Dolostone underlies nearly all of Illinois, with the exception of some northern counties, and helps enrich soil by providing valuable nutrients, according to a previous news release from Illinois Senate Democrats.
It's also responsible for causing a major mineral rush in Galena in the early 1800s. To this day, you can visit dolomite prairies across Illinois, including two in Cook County.
Prairies both exist at the Sagawau Environmental Learning Center in Lemont and Theodore Stone Forest in Hodgkins, where plants are "extremely hardy" and the soil is just a few inches deep, with dolomite beneath, according to the Forest Preserves of Cook County.
So, how was dolostone chosen?
Upon learning Illinois didn't have a state rock, students at Pleasantdale School in Burr Ridge and Maplebrook Elementary School in Naperville took it upon themselves and decided that needed to change.
So, they interviewed regional geology scholars, visited museums, completed research and then got schools all across Illinois involved.
The students created a ballot with three choices, and dolostone was the winner.
"With hundreds of participating schools and thousands of votes from Carbondale to Rockford to Chicago, the choice was clear - dolostone emerged victorious," Pritzker said. "And it's no surprise dolostone, a specific form of limestone, forms most of our state's bedrock in the early 1800s."
The student involvement didn't stop with the voting process as they then worked with lawmakers to develop the legislation.
House Bill 4261, which sought to designate dolostone as the official state rock of Illinois, was first introduced in January and became a reality Monday, as Pritzker signed it into law.

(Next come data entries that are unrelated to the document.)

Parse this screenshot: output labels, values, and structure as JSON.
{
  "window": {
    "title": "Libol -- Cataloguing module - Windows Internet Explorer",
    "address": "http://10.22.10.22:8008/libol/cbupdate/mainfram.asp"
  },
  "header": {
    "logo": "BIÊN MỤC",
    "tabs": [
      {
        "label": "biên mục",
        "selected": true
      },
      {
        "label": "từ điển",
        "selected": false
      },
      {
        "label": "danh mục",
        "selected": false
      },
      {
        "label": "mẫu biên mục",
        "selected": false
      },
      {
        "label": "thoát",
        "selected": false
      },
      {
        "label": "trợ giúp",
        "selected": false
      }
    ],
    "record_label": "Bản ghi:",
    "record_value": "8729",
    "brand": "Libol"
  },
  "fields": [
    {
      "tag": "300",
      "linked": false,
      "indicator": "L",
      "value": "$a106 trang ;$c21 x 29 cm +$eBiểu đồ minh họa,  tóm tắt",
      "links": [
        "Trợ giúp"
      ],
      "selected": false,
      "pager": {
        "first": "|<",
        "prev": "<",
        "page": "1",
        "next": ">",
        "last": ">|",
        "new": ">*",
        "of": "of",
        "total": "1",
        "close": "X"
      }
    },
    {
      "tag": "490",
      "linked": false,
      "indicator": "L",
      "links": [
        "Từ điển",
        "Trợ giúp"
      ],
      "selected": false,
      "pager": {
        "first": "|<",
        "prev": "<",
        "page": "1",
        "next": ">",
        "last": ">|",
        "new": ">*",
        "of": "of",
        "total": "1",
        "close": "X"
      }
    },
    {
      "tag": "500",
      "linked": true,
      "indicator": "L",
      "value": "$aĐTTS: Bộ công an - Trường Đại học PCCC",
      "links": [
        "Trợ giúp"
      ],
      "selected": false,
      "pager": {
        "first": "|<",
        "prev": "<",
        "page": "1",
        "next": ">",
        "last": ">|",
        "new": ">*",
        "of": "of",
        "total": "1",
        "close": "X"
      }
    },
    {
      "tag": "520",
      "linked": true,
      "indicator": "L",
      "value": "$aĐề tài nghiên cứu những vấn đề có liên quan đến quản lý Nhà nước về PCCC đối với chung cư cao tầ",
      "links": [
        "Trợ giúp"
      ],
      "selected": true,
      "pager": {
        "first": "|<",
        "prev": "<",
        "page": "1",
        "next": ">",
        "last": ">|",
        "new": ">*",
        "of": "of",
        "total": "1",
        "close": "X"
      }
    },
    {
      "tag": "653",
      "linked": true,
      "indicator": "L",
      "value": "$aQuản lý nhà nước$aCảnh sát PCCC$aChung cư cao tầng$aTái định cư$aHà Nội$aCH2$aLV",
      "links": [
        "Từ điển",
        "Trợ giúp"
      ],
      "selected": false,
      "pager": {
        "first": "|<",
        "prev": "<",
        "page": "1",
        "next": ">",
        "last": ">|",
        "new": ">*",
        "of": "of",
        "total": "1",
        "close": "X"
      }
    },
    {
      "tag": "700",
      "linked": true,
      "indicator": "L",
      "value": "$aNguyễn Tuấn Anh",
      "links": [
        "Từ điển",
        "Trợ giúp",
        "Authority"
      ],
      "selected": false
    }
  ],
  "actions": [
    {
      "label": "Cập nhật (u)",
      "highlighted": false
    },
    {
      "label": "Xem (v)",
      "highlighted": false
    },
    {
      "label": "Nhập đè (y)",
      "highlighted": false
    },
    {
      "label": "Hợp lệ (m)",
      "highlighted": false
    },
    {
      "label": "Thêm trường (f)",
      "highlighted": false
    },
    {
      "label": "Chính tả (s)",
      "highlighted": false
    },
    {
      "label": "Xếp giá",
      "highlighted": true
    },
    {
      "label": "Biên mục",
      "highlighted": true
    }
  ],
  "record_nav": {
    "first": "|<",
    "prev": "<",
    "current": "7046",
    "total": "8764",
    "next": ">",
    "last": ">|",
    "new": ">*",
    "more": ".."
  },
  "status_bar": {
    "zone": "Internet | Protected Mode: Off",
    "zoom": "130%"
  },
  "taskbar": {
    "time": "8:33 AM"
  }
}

Jennifer Lauermann, a Pleasantdale teacher whose students orchestrated the effort, said she was so proud of their effort and determination.
"The students, we'd started this project during a very crazy time, two years ago almost," she said Monday. "And I was teaching in a cafeteria and...there was a teachable moment that just exploded. A couple of kids started talking about rocks and pretty much, we really focused a lot of the year on geology. I'll never forget this."